In 1955, Jordan’s currency situation was defined by its reliance on the Jordanian Dinar (JOD), a currency that was still in its infancy but already establishing a reputation for stability. Introduced in 1950 to replace the Palestinian Pound, the dinar was pegged at par to the British Pound Sterling. This peg was a deliberate policy choice, reflecting Jordan’s close political and economic ties with the United Kingdom and providing a crucial anchor for confidence in a young nation navigating a turbulent regional environment.
The economy underpinning the currency was fragile, heavily dependent on British subsidies and foreign aid, with a limited domestic revenue base. A significant portion of the state budget was allocated to maintaining the Arab Legion, straining fiscal resources. Furthermore, Jordan lacked major natural resources or a diversified industrial sector, making it vulnerable to external shocks. The stability of the dinar, therefore, was not primarily a reflection of robust internal economic strength but of deliberate external support and conservative monetary management by the Jordan Currency Board, which maintained full sterling backing for the currency in circulation.

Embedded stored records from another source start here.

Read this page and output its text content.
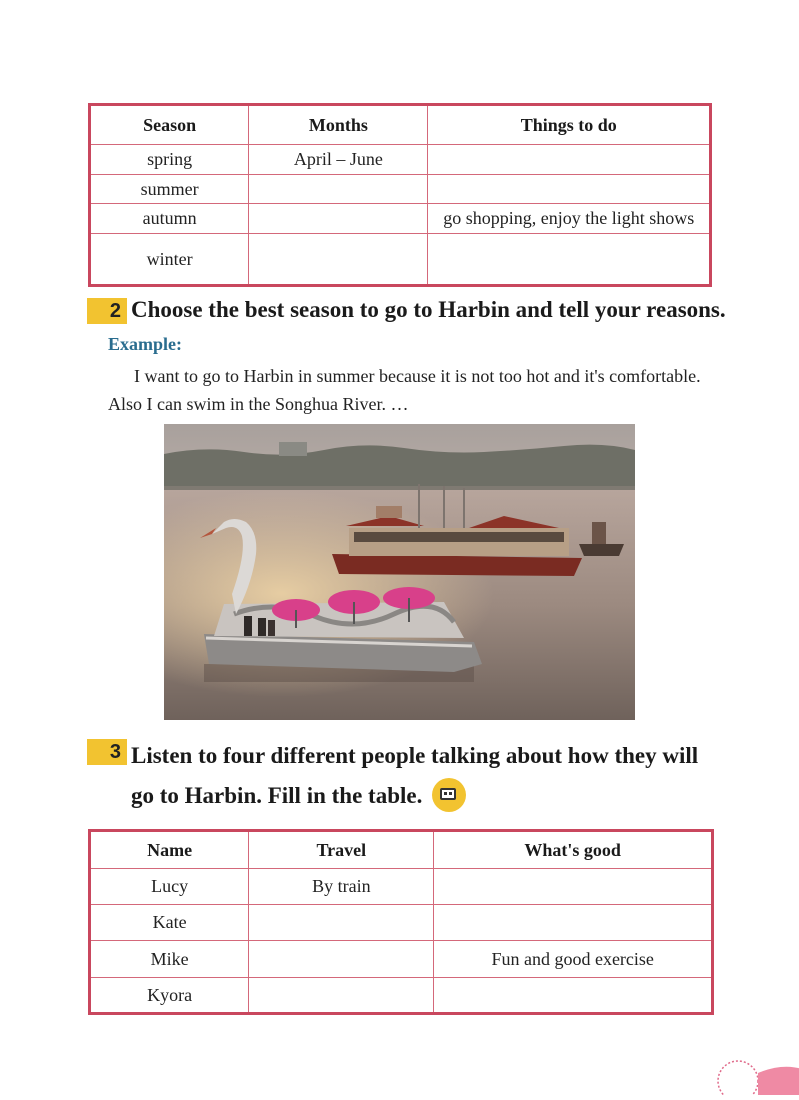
Season	Months	Things to do
spring	April – June	
summer		
autumn		go shopping, enjoy the light shows
winter		
2 Choose the best season to go to Harbin and tell your reasons.
Example:
I want to go to Harbin in summer because it is not too hot and it's comfortable.
Also I can swim in the Songhua River. …
3 Listen to four different people talking about how they will
go to Harbin. Fill in the table.
Name	Travel	What's good
Lucy	By train	
Kate		
Mike		Fun and good exercise
Kyora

This cautious approach successfully prevented the high inflation and devaluation crises seen in some neighboring states, fostering trust in the banking system. However, it also meant Jordan’s monetary policy was effectively set in London, limiting the kingdom's ability to use currency tools for independent economic development. The situation in 1955 thus presented a duality: a stable and credible currency that facilitated trade and investment, but within a framework of economic dependency that would challenge policymakers in the years ahead as they sought greater financial sovereignty.